Wednesday, September 07, 2016

Bordeaux sojourn

Bordeaux sojourn
We smished down to Bordeaux in about an hour from Saint Emilion and followed George’s (the voice on Sygic maps) through tiny back streets to our destination where Olival awaited. Not quite correct, as Olival’s better half screeched up a flight of stairs and soon Olival himself arrived. There was a bank of cars behind us by then, but O opened the garage door and we backed into the secluded garage space in behind some ancient doors. Made it!

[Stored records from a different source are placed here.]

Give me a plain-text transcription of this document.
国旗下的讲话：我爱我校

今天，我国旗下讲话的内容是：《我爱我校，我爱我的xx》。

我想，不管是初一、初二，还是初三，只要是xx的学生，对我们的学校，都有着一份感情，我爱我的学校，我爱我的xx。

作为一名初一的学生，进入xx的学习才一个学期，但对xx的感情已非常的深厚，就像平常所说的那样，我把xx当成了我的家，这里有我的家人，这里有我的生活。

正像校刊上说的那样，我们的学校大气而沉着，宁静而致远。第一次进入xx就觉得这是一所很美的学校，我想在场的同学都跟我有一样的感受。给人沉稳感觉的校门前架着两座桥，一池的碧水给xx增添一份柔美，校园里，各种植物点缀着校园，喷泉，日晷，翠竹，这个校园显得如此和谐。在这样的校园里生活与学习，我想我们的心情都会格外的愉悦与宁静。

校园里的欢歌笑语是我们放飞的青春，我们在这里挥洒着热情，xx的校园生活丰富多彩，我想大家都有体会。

O took us to our apartment around the corner; up three flights of stairs; and into a small and odd-shaped space overlooking the river and back towards the main plaza and stupendous modern fountain. Fabulous views, but noisy with the windows open. Double glazing fixes this problem at night though. Perfect.
The fountain
The fountain requires explanation of its purpose and operation. Our walking tour guide Christine explained that the fountain was built over a spot where the Bordeaux buses are stored. What to do with this space? “I know”, says the designer, “let's build a fountain. Let's make it perfectly flag and horizontal and cover it with about three inches of water. Then it will mirror the beautiful buildings that surround it.” You can see the logic and great architectural thinking behind its planning. So the fountain was built. There was a problem though. When the fountain was up and running PEOPLE STARTED TO WALK ACROSS IT! It was a fun thing to do. From side-on it looks as though the fountain-ambulists are walking ON the water! Members of the local constabulary shooed these people away. “Get off the fountain!”, they cried. Only a couple of weeks later all the city burghers got together and decided to let the people have their fun splashing in the water. It is my favourite fountain in the world. [The fountain has three phases: 1. The water flows in, completely covering the huge area; 2. The water drains away, briefly leaving a mirror-like surface before it starts drying; 3. Great numbers of jets squirt water vapor (mist) into the air. Then back to 1. The whole cycle takes about 20 minutes.]
Cruise boats
There were two huge ocean-going cruise boats tied up when we arrived. Five or six storeys high they were! Big buggers. DJ and I wondered if we could enjoy a holiday of that sort and decided that we would in our latter years. We would have to have the best suite, of course. Goodbye to all that delicious inheritance money, girls! One of these cruise ships left yesterday afternoon when we were tasting local wine. The other one sneaked off this morning when the only ocean mist we have had on the whole trip descended on the city for about 30 minutes. It was there one minute and gone the next – headed for Bilbau. HAVE FUN YOU LUCKY CRUISE PASSENGERS!
Bordeaux impressions
Great city. Lots of hustle and bustle. Lots of tourists, but young and old in similar numbers. The huge tidal river provides a wonderful back-drop, with boats of all descriptions plying up and down. The tide runs fast in both directions, making the little ferry boat that takes passengers across and back to the other side ferry-glide across. [For those of you who do not know about ferry-gliding, just ask DJ.]
No cars first Sunday
A great feature of the city is that no cars are allowed into the old town on the first Sunday of every month. That's today. The streets are really quiet, as one would expect. We had planned to drive south-west down to Arcachon in the morning, but we are back now. DJ has scorched off to a gallery and will be back soon. I had better finish this blog!